5 Jun 2012

 “Students say they deserve higher quality teaching (The OBSERVER: 22/04/12)”


Quality in Higher Education is in the news again. HEFCE has just announced a new consultation on- Improving Quality Assurance in Higher Education.Inter alia, it suggests:

“The proposals also seek to ensure that the enhancement element of review is strengthened; and that there is continued student engagement in quality assurance and enhancement processes.”

  I very much hope that members of the SHED fraternity will be energised to respond. And the recent announcement by QAA, on its new Quality Code for HE which mentions ESD is a welcome initiative, albeit a belated response compared to that of OFSTED and the Learning and Skills Improvement Service.

I believe that universities should place much more emphasis on the quality of teaching as Liam Burns the NUS President has recently argued. The current approach to quality in higher education emphasises the role of universities in serving economic interests. This restricts how quality is defined, understood and measured. Hence value for money, completion rates, graduate employment and graduate earnings feature strongly. And this means that a degree becomes equivalent to a share certificate whose value is determined by the issuing university. A recent select committee report was highly critical of the Vice Chancellors who gave evidence but could not give “a straightforward answer to the simple question of whether first class honours degrees achieved at different universities indicate the same or different intellectual standards”.
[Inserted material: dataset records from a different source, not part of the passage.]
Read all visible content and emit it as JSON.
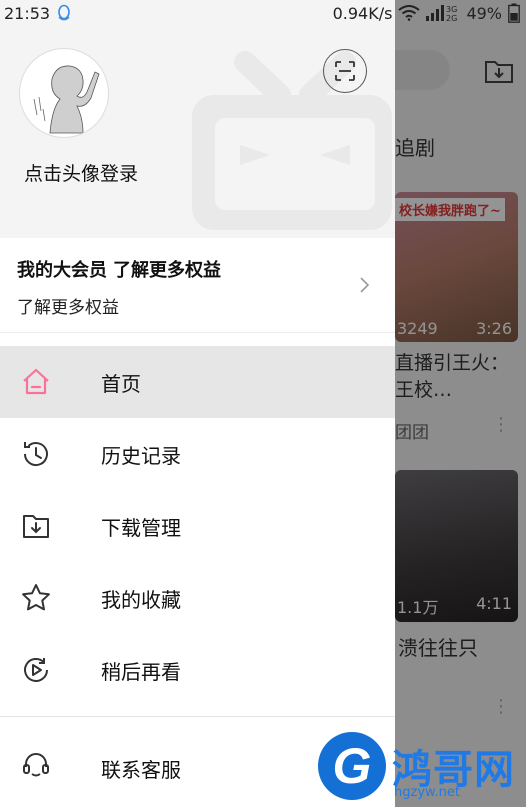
{
  "status_bar": {
    "time": "21:53",
    "speed": "0.94K/s",
    "network_top": "3G",
    "network_bottom": "2G",
    "battery": "49%"
  },
  "drawer": {
    "login_prompt": "点击头像登录",
    "vip": {
      "title": "我的大会员",
      "title_sub": "了解更多权益",
      "description": "了解更多权益"
    },
    "menu": [
      {
        "label": "首页",
        "icon": "home-icon",
        "active": true
      },
      {
        "label": "历史记录",
        "icon": "history-icon",
        "active": false
      },
      {
        "label": "下载管理",
        "icon": "download-folder-icon",
        "active": false
      },
      {
        "label": "我的收藏",
        "icon": "star-icon",
        "active": false
      },
      {
        "label": "稍后再看",
        "icon": "watch-later-icon",
        "active": false
      }
    ],
    "service_label": "联系客服",
    "accent_color": "#fb7299"
  },
  "background": {
    "tab_partial": "追剧",
    "card1": {
      "banner": "校长嫌我胖跑了~",
      "views": "3249",
      "duration": "3:26",
      "title": "直播引王火：王校…",
      "uploader": "团团"
    },
    "card2": {
      "views": "1.1万",
      "duration": "4:11",
      "title": "溃往往只"
    }
  },
  "watermark": {
    "logo_letter": "G",
    "text": "鸿哥网",
    "url": "hgzyw.net"
  }
}
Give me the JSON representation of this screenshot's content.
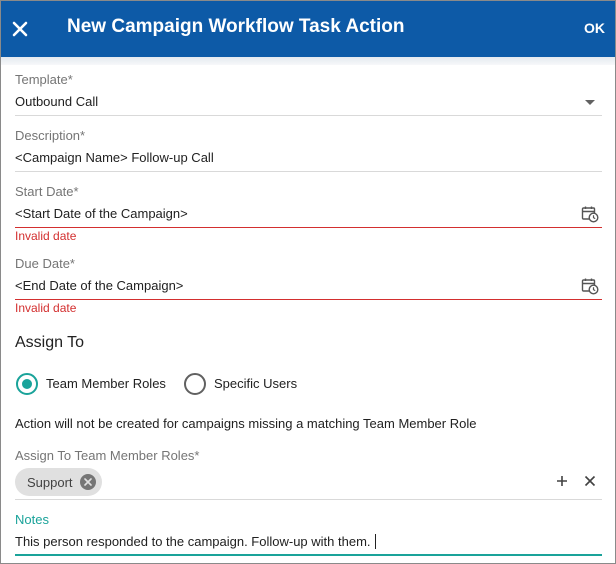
{
  "dialog": {
    "title": "New Campaign Workflow Task Action",
    "ok_label": "OK"
  },
  "template": {
    "label": "Template*",
    "value": "Outbound Call"
  },
  "description": {
    "label": "Description*",
    "value": "<Campaign Name> Follow-up Call"
  },
  "start_date": {
    "label": "Start Date*",
    "value": "<Start Date of the Campaign>",
    "error": "Invalid date"
  },
  "due_date": {
    "label": "Due Date*",
    "value": "<End Date of the Campaign>",
    "error": "Invalid date"
  },
  "assign_to": {
    "heading": "Assign To",
    "options": [
      {
        "label": "Team Member Roles",
        "selected": true
      },
      {
        "label": "Specific Users",
        "selected": false
      }
    ],
    "info": "Action will not be created for campaigns missing a matching Team Member Role",
    "roles_label": "Assign To Team Member Roles*",
    "roles": [
      "Support"
    ]
  },
  "notes": {
    "label": "Notes",
    "value": "This person responded to the campaign. Follow-up with them."
  },
  "colors": {
    "header": "#0d5aa7",
    "accent": "#1aa39a",
    "error": "#d32f2f"
  },
  "icons": [
    "close-icon",
    "dropdown-arrow-icon",
    "calendar-clock-icon",
    "cancel-circle-icon",
    "plus-icon",
    "clear-x-icon"
  ]
}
Universities should assess how learning contributes to wider social functions such as active and ethical citizenship and shaping a democratic civilised and more sustainable society. Universities have a significant role in developing ‘sustainability literate’ leaders and hence optimising their contribution to the future of society, the environment and the economy.  Sustainability in this sense does not feature in quality assurance or the accreditation systems for university teachers.  An NUS survey carried out in 2011 indicated that 80% of first year students said sustainability should be an integral part of their university course and that this would help them in gaining employment in the future

Moreover, a highly critical select committee report on quality and students (Students and Universities, 2009) contained the following student quote: “contact time we have with staff is a problem. Lecturers are often informative but there is no one-to-one time. Sometimes I feel like I’m in a sausage factory rather than surrounded by some of the foremost minds in my field “.
 We urgently need to encourage and seek ways of integrating these more fundamental aspects of teaching and learning into university quality assurance procedures and into the professional accreditation of university teachers so that we count things of real value to both students and society more generally.